For the Democrats, Biden has faced only nominal opposition from Phillips, who has failed to have much of an impact in primary contests so far. In Michigan, Phillips lost to both “uncommitted” and to self-help author Marianne Williamson, who “unsuspended” her campaign on Wednesday. Biden carried more than 80% of the statewide vote. There’s no evidence to show that Phillips will have an outsize impact on Alabama than he has in other contests so far.

State and local primaries with more than two candidates are eligible for a runoff to determine who will appear on the November ballot if no candidate receives more than 50% of the vote. In that case, the top two candidates in a party’s primary advance to the runoff primary in April.

The AP does not make projections and will declare a winner only when it’s determined there is no scenario that would allow the trailing candidates to close the gap.
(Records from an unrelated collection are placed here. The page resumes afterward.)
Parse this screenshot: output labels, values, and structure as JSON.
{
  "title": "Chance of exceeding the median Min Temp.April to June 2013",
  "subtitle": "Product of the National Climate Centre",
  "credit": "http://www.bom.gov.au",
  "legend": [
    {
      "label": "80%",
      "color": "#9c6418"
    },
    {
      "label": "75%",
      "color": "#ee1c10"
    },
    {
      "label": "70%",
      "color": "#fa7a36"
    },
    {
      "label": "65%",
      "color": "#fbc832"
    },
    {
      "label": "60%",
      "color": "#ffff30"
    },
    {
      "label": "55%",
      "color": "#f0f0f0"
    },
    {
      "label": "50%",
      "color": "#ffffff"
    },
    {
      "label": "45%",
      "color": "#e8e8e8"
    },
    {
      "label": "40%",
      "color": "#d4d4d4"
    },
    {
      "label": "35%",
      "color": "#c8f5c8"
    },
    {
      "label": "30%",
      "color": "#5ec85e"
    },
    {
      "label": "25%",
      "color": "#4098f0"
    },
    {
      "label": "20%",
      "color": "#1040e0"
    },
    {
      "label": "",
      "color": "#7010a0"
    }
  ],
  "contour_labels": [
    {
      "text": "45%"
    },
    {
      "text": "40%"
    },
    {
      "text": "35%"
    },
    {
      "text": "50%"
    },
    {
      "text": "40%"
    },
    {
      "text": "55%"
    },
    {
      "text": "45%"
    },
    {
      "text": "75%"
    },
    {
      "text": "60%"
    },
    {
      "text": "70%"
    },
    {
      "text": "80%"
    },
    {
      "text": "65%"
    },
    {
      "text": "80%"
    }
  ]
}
If a race has not been called, the AP will continue to cover any newsworthy developments, such as candidate concessions or declarations of victory. In doing so, the AP will make clear that it has not yet declared a winner and explain why.


Turnout in the 2022 state primaries was 5% of registered voters in the Democratic primaries for governor and U.S. Senate and 18% in the Republican primaries.

In the 2022 primaries, pre-Election Day voting made up about 4% of the total vote in the Democratic statewide primaries and about 2% in the Republican contests.


In the 2022 primary election, the AP first reported results at 8:23 p.m. ET, or 23 minutes after polls closed. The election night tabulation ended at 3:06 a.m. ET with about 99% of total votes counted.


As of Super Tuesday, there will be 132 days until the Republican National Convention in Milwaukee, 167 days until the Democratic National Convention in Chicago and 245 until the November general election.